Open pavel-farar opened 1 year ago
Thanks for the suggestions. There has been a significant shift in preferred style (and spacing) for this letter over the last 20 years since Gentium was originally designed. At that time I received good help and positive feedback from Czech designers who were very happy with the current design. If I were designing it today I would make it much more vertical and tucked in closer to the letter.
Since the current design has been established for so many years, and has many fans, we're not likely to change it a lot. However we are (finally) looking at adding many more kerning sequences to the fonts for the next major release and will try to improve the spacing, esp. with lowercase letters without ascenders.
Kerning pairs will definitely improve the readability of the words with these letters.
You might also consider making the advance width of ď and ľ smaller. This would have another advantage: the right margin of the text would look better if one of these letters were at the end of the line. It is similar to hanging punctuation, but it doesn't have to be an all or nothing case.
Thanks again for your nice fonts.
Thanks
The letters ď and ť are used in the Czech language. All four letters are used in the Slovak language.
The ideal for words with the letters ď, ť, ľ and Ľ is:
The word containing one of these letters should be compact, the possition of the following letter should be the same as if the same letter without the accent were used. For example the spacing in the word loďka should be the same as in lodka.
The accent should not collide with the following letter.
It should be clear that the accents belongs to the correct (left) letter and not the following one.
It is often difficult to do all that at the same time and some trade-off must be made.
Currently, there is much bigger space in the Gentium fonts after a letter like ď than after the respective letter without an accent. It would be great if you could consider improving this in the next release of the fonts. There is no rush for you, of course.

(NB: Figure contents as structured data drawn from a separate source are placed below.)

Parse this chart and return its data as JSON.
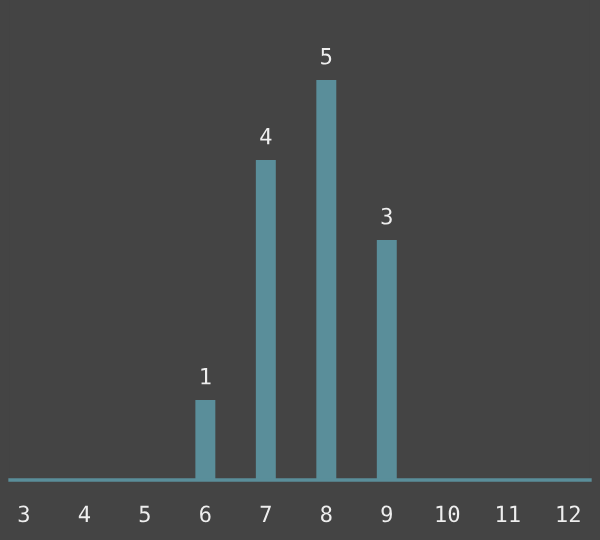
{
  "chart_data": {
    "type": "bar",
    "x": [
      6,
      7,
      8,
      9
    ],
    "values": [
      1,
      4,
      5,
      3
    ],
    "color": "#5a8e9a",
    "data_labels": true,
    "xlim": [
      2.77,
      12.36
    ],
    "xticks": [
      3,
      4,
      5,
      6,
      7,
      8,
      9,
      10,
      11,
      12
    ],
    "ylim": [
      0,
      6
    ],
    "tick_labels": "x",
    "grid": false
  }
}
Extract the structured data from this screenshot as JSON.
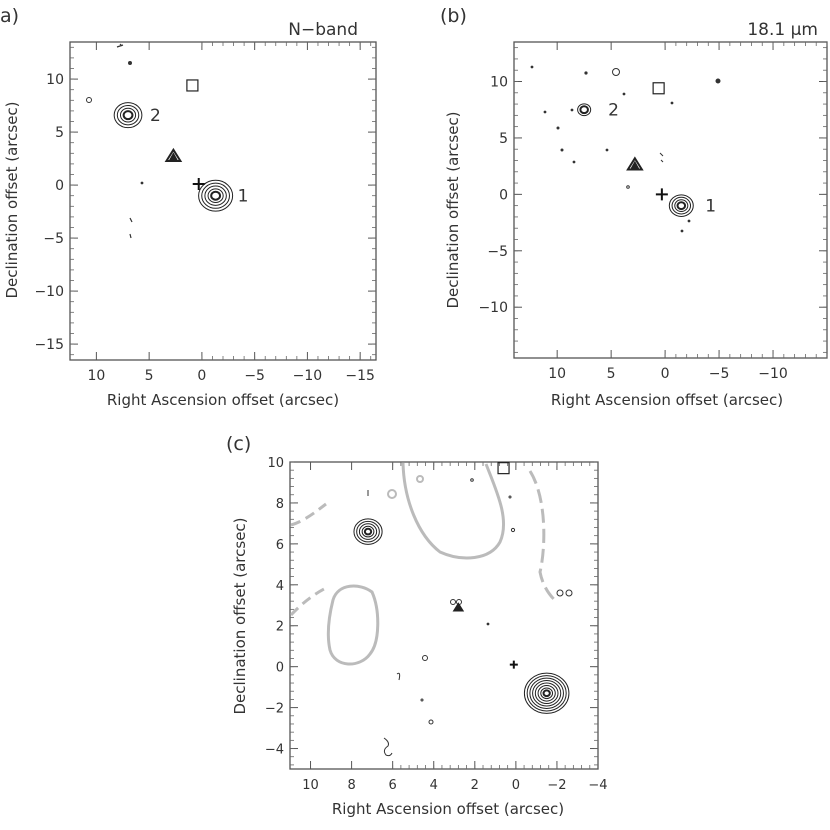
{
  "chart_data": [
    {
      "panel_label": "a)",
      "type": "contour",
      "band_label": "N−band",
      "xlabel": "Right Ascension offset (arcsec)",
      "ylabel": "Declination offset (arcsec)",
      "xlim": [
        12.5,
        -16.5
      ],
      "ylim": [
        -16.5,
        13.5
      ],
      "xticks": [
        10,
        5,
        0,
        -5,
        -10,
        -15
      ],
      "xtick_labels": [
        "10",
        "5",
        "0",
        "−5",
        "−10",
        "−15"
      ],
      "yticks": [
        10,
        5,
        0,
        -5,
        -10,
        -15
      ],
      "ytick_labels": [
        "10",
        "5",
        "0",
        "−5",
        "−10",
        "−15"
      ],
      "sources": [
        {
          "label": "1",
          "x": -1.3,
          "y": -1.0,
          "levels": 5
        },
        {
          "label": "2",
          "x": 7.0,
          "y": 6.6,
          "levels": 4
        }
      ],
      "triangle": {
        "x": 2.7,
        "y": 2.8
      },
      "cross": {
        "x": 0.3,
        "y": 0.1
      },
      "square": {
        "x": 0.9,
        "y": 9.4
      }
    },
    {
      "panel_label": "(b)",
      "type": "contour",
      "band_label": "18.1 μm",
      "xlabel": "Right Ascension offset (arcsec)",
      "ylabel": "Declination offset (arcsec)",
      "xlim": [
        14.0,
        -15.0
      ],
      "ylim": [
        -14.5,
        13.5
      ],
      "xticks": [
        10,
        5,
        0,
        -5,
        -10
      ],
      "xtick_labels": [
        "10",
        "5",
        "0",
        "−5",
        "−10"
      ],
      "yticks": [
        10,
        5,
        0,
        -5,
        -10
      ],
      "ytick_labels": [
        "10",
        "5",
        "0",
        "−5",
        "−10"
      ],
      "sources": [
        {
          "label": "1",
          "x": -1.5,
          "y": -1.0,
          "levels": 4
        },
        {
          "label": "2",
          "x": 7.5,
          "y": 7.5,
          "levels": 2
        }
      ],
      "triangle": {
        "x": 2.8,
        "y": 2.7
      },
      "cross": {
        "x": 0.3,
        "y": 0.0
      },
      "square": {
        "x": 0.6,
        "y": 9.4
      }
    },
    {
      "panel_label": "(c)",
      "type": "contour",
      "xlabel": "Right Ascension offset (arcsec)",
      "ylabel": "Declination offset (arcsec)",
      "xlim": [
        11.0,
        -4.0
      ],
      "ylim": [
        -5.0,
        10.0
      ],
      "xticks": [
        10,
        8,
        6,
        4,
        2,
        0,
        -2,
        -4
      ],
      "xtick_labels": [
        "10",
        "8",
        "6",
        "4",
        "2",
        "0",
        "−2",
        "−4"
      ],
      "yticks": [
        10,
        8,
        6,
        4,
        2,
        0,
        -2,
        -4
      ],
      "ytick_labels": [
        "10",
        "8",
        "6",
        "4",
        "2",
        "0",
        "−2",
        "−4"
      ],
      "sources": [
        {
          "x": -1.5,
          "y": -1.3,
          "levels": 8
        },
        {
          "x": 7.2,
          "y": 6.6,
          "levels": 5
        }
      ],
      "triangle": {
        "x": 2.8,
        "y": 2.9
      },
      "cross": {
        "x": 0.1,
        "y": 0.1
      },
      "square": {
        "x": 0.6,
        "y": 9.7
      },
      "overlay_color": "#bbbbbb"
    }
  ]
}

One way of improving this is adding some kerning pairs. This is the way, how it is done in the Type 1 version of the fonts that you kindly permitted to create for the typesetting system TeX. However, there are better ways (smaller advance width and the shape and position of the accent).
If you would like to look at these kerning pairs (and/or the remaining kerning pairs added to the Type 1 fonts for TeX) or something else, just let me know and I will provide it in a way that will be best for you.
Most fonts are bad when it concerns these letters. Here are some samples of how this should look.
First, fonts from Adobe:
https://fonts.adobe.com/fonts/garamond-premier
Garamond Premier Pro Regular
Garamond Premier Pro Bold
https://fonts.adobe.com/fonts/minion
Minion Pro Regular
Minion Pro Bold
Now, fonts by Czech type designer František Štorm and his StormType foundry:
https://www.stormtype.com/families/baskerville-original
Baskerville 10 Pro
Baskerville 10 Pro Bold
https://www.stormtype.com/families/hercules
Hercules
Hercules Bold
You can see two basic shapes of the accent.
The most common trade-off is between not increasing the distance between letters and collision of the accent and the following letter.
Some discussion about this topic can be found here:
https://typedrawers.com/discussion/4429/lcaron-and-dcaron
I hope that it is sufficient to get the first idea of the issue.